Scientists from the University of California, riverside have developed a technology to produce components for supercapacitors from regular waste. We are talking about polyethylene terephthalate or PET, which is made most of plastic bottles. This material is from an economic point of view is significantly superior to high-tech raw materials, like graphene or carbon nanotubes.

Development of supercapacitors is a core group of scientists from the University of California, riverside. Previously they were able to create a generic experimental design of such energy storage and now they are engaged in the search for the best materials for its components. Behind and validation of graphene and recycling of glass bottles, and now they’re engaged in PET packaging.

In simplified form, processing of plastic looks like. The pieces of the bottle were dissolved and subjected to electrospinning to separate the individual fibres. Those are burned in a furnace for carbon emissions, which is mixed from two components – binder and conductive. The resulting material becomes part of the bilayer plates nanometer size, which is used as electrode of supercapacitor.

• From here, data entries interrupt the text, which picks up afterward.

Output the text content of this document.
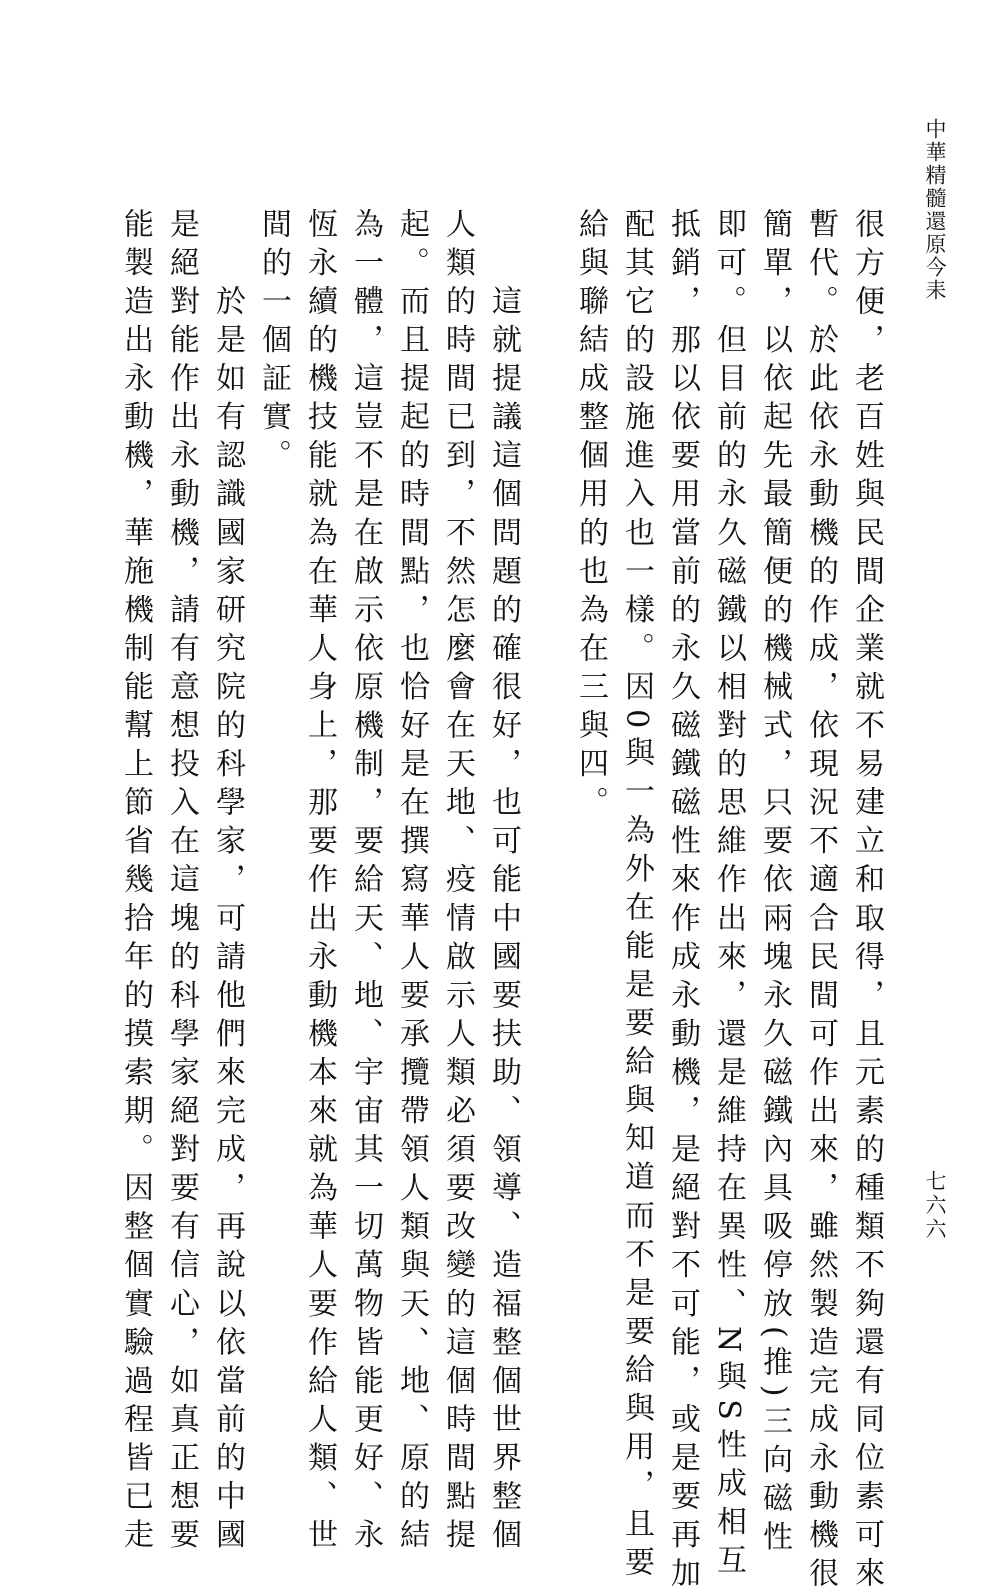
中華精髓還原今耒
七六六
很方便，老百姓與民間企業就不易建立和取得，且元素的種類不夠還有同位素可來
暫代。於此依永動機的作成，依現況不適合民間可作出來，雖然製造完成永動機很
簡單，以依起先最簡便的機械式，只要依兩塊永久磁鐵內具吸停放(推)三向磁性
即可。但目前的永久磁鐵以相對的思維作出來，還是維持在異性、N與S性成相互
抵銷，那以依要用當前的永久磁鐵磁性來作成永動機，是絕對不可能，或是要再加
配其它的設施進入也一樣。因0與一為外在能是要給與知道而不是要給與用，且要
給與聯結成整個用的也為在三與四。
　　這就提議這個問題的確很好，也可能中國要扶助、領導、造福整個世界整個
人類的時間已到，不然怎麼會在天地、疫情啟示人類必須要改變的這個時間點提
起。而且提起的時間點，也恰好是在撰寫華人要承攬帶領人類與天、地、原的結
為一體，這豈不是在啟示依原機制，要給天、地、宇宙其一切萬物皆能更好、永
恆永續的機技能就為在華人身上，那要作出永動機本來就為華人要作給人類、世
間的一個証實。
　　於是如有認識國家研究院的科學家，可請他們來完成，再說以依當前的中國
是絕對能作出永動機，請有意想投入在這塊的科學家絕對要有信心，如真正想要
能製造出永動機，華施機制能幫上節省幾拾年的摸索期。因整個實驗過程皆已走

The main advantage of the supercapacitor before the same lithium-ion batteries high speed charging, but for that you have to pay a significantly lower battery capacity. Therefore, for effective operation of the equipment requires a lot of supercapacitors, and therefore the components should be cheap and easy to manufacture. Use for these purposes PET will allow to solve two tasks: to save on production and reduce waste. This is what’s called “upcycling” or recycling is a simple plastic recycling.